An hour later, I saw young psychiatric inpatients playing volleyball. I watched them for like two minutes before one noticed me and waved. It was hard to see because I was sobbing.

There are things science doesn’t explain, especially in family matters. It’s logical why doctors don’t treat relatives; emotions don’t mix with science. I wanted to regain all the time I didn’t spend with my kids and give them the affection they needed.

How do I let my kids know I love them madly? How do I explain that my distance was about survival? My wish for them is a happy, fulfilling life. They were my strength to escape death. Everything I do, I do for them. But expressing this is hard for every parent,” Janet said, blowing her nose.

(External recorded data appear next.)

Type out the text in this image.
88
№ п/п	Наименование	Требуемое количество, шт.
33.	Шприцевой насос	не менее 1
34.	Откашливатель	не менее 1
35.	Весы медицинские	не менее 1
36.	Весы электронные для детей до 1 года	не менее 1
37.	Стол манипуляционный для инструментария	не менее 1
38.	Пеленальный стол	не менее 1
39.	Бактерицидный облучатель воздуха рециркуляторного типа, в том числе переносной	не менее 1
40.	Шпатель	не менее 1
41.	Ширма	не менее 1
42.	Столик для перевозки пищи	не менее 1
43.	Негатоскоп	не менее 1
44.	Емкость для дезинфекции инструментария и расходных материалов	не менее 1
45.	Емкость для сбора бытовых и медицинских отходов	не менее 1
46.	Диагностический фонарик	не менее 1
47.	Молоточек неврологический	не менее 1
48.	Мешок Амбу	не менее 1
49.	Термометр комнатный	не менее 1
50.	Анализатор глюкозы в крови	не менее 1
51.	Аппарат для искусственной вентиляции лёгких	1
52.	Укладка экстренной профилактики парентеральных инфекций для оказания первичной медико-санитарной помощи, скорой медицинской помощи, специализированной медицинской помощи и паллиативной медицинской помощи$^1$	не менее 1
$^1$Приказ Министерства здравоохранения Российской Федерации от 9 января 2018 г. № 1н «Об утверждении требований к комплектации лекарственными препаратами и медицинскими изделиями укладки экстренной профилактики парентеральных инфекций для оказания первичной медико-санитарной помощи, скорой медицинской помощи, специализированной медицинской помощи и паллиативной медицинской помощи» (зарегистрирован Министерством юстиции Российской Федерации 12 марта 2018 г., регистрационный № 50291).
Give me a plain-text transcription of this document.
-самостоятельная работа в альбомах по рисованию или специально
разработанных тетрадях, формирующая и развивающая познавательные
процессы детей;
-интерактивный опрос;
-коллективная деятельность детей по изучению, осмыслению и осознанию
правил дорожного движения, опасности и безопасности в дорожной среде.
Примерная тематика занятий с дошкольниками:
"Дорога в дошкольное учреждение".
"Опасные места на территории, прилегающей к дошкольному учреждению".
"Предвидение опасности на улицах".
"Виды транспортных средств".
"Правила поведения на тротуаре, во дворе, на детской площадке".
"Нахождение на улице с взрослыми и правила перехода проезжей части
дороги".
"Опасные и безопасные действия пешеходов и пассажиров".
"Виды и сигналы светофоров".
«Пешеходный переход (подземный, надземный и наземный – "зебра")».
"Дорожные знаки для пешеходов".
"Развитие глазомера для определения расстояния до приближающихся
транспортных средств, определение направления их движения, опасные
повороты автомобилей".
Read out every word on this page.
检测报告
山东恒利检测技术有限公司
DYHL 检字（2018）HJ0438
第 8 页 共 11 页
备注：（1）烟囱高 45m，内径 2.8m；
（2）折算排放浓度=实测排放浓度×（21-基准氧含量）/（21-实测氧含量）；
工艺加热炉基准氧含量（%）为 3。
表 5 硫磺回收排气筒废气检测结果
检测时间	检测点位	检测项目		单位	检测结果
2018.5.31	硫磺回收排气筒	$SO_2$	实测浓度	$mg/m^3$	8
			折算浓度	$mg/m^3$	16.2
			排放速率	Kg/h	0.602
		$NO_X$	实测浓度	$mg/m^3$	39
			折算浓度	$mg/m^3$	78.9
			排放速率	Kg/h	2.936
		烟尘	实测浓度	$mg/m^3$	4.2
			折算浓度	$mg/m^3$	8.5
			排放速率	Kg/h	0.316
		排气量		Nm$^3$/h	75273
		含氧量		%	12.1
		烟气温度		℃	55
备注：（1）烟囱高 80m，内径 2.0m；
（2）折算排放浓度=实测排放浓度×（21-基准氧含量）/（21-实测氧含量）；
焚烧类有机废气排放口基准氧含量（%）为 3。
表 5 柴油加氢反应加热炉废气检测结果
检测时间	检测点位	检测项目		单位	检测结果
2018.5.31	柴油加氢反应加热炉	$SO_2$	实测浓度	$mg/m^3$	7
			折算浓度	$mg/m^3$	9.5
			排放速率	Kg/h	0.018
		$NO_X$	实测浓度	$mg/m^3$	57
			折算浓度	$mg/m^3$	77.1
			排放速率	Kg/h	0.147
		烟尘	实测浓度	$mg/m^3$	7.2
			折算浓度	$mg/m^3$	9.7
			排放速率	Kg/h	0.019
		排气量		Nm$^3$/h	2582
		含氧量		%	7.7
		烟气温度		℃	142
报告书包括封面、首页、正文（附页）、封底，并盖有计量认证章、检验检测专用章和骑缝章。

“Does it make sense to you?” she asked.

“Yes, it does,” I replied.

Time doesn’t heal. I work hard in memory of those I lost and fight to stay positive. It’s the only way.

In this course of life, I’ve realized there will always be something to chase. We’ll never have everything figured out, so I don’t let my past hold me back. I grow around the grief, reconstruct my faith, love, and aspiration.

My curiosity about humanity and social development didn’t go away. I pursued a Master’s in Anthropology. Besides I’m of the view that learning never exhausts the mind, but ignorance can rot the human race. We need collective understanding and conviction for a better society.

People keep developing new strategies for various reasons. I chose to discover people’s cultures to understand their beliefs and practices, to find meaningful connections that nurture our beings.

We conversed and enjoyed snacks until 6 p.m. We walked to the gate, but before parting, she hugged me tightly and we captured a memorable moment.